Monday, the routine continues with one slight variation. The east wind from the day before is persisting and requires a relocation in terms of launches.

Which brings us to…


This south east facing paragliding launch site here in Bassano is maybe five gliders wide and three gliders long with a steep grade, tall uncut grass, and framed at the bottom by thorned bushes and 10 meter tall trees.

What’s there not to love about Costalunga?

Reality is, given a good wind, all I need is enough room to lay out and take two steps. That knowledge and confidence comes from experience. But experience gives the test first and the lesson afterwards.

Simply put, to the inexperienced, this site can be intimidating.
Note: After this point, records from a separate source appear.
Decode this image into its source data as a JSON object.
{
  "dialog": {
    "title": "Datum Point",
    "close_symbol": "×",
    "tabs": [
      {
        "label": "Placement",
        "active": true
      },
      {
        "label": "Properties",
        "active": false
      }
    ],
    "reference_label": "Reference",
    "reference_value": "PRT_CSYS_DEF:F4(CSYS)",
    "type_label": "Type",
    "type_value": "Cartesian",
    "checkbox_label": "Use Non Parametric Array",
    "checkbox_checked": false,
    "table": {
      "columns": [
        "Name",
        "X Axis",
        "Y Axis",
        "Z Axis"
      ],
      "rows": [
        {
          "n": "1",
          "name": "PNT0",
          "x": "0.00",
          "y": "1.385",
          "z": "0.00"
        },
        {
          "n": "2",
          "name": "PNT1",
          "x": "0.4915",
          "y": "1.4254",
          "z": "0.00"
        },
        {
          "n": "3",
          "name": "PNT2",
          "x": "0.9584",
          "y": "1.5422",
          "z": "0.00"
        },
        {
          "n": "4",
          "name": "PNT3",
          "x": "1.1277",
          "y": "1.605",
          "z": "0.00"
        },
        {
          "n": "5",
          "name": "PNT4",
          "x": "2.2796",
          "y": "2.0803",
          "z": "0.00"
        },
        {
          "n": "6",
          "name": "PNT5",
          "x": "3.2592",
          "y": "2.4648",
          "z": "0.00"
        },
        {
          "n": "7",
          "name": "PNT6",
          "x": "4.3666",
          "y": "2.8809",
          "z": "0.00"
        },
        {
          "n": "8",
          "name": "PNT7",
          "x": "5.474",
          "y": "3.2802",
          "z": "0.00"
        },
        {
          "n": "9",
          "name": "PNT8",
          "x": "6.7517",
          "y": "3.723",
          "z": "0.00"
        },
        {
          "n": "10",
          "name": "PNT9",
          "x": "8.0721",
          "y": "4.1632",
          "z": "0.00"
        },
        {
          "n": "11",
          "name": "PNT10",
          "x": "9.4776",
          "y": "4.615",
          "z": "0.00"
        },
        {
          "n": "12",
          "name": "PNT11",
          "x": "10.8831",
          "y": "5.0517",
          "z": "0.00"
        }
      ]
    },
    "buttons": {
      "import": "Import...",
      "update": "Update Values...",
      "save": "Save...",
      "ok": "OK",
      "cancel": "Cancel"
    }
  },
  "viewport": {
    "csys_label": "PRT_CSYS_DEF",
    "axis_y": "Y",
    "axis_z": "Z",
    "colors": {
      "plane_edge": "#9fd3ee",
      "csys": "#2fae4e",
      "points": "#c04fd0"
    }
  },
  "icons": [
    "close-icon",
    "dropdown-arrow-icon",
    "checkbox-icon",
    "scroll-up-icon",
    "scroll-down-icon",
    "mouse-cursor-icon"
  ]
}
Costalunga is a test. One of many new pilots will face as they grow their experience base, reducing the need to fall though the overdraft flow of judgement->skill->luck->insurance. The test of the sort Costalunga provides has a. and b. answer options.

a. trust.

b. fear.

Do we trust our knowledge of wind interaction with terrain to chose the optimal layout location and orientation? Do we trust out knowledge of glider preparation to ensure the glider is laid out in such a manner that we have span wise tension on the leading edge and that the wing tips are arranged to ensure an even inflation? Do we trust our launch skills to the degree that we will bring glider up evenly, on heading, with surge check, and start an aggressive run. Do we trust our connection with the glider to the degree that we can sense something is off and have the ability to correct it or abort immediately?
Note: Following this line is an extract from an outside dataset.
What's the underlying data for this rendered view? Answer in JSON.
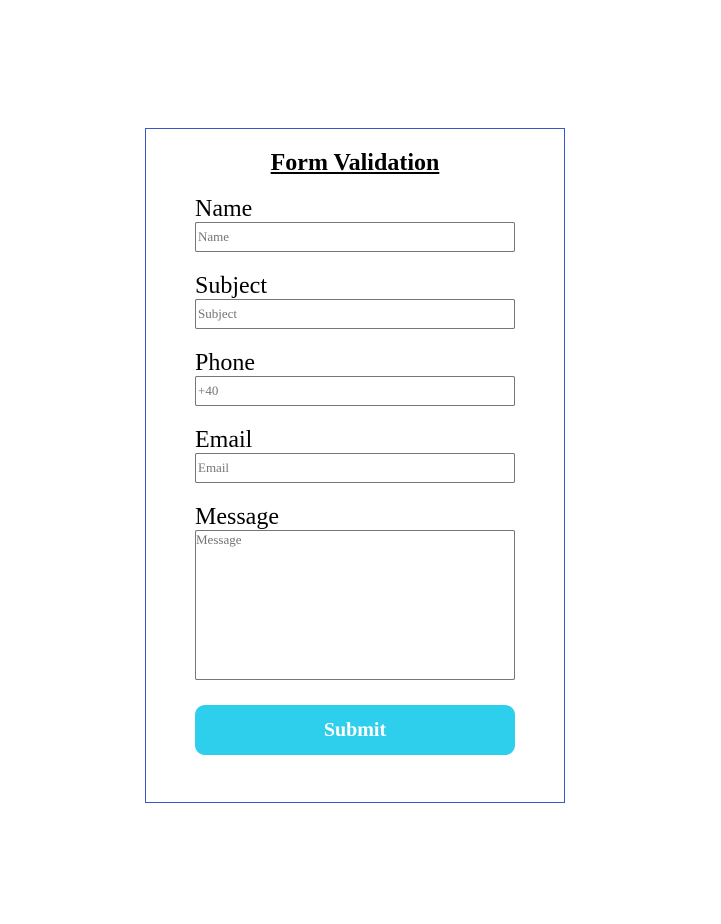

If the answer to any of these is no, then fear begins to enter the equation. Fear, the insidious negator of skill, can quickly become a self fulfilling prophecy for a paraglider pilot.

Overcoming fear first requires identification. Is the fear rational or irrational. Irrational fear is a nervousness of the unknown masking our ability to accurately judge our skill level against the challenge standing  before us.

This fear can be quickly crushed by one simple question, “Why am I afraid.”

With this question, we change the fear into a rational one by identifying short comings in our skill and go about correcting them. Or better yet, we negate the fear by realizing that our judgment and skill bases are up to the task, we simply hadn’t synergized our toolset to face this particular type of challenge before.

Fear, fear is important. It allows us to find holes in our skill base and correct them. Filling these holes enables us to build trust both in ourselves and our equipment, so that when we face the test again, we can confidently chose a. and get on with having an amazing flight.

So when faced with the unknown and doubt begins to creep in, ask “Why am I afraid?”.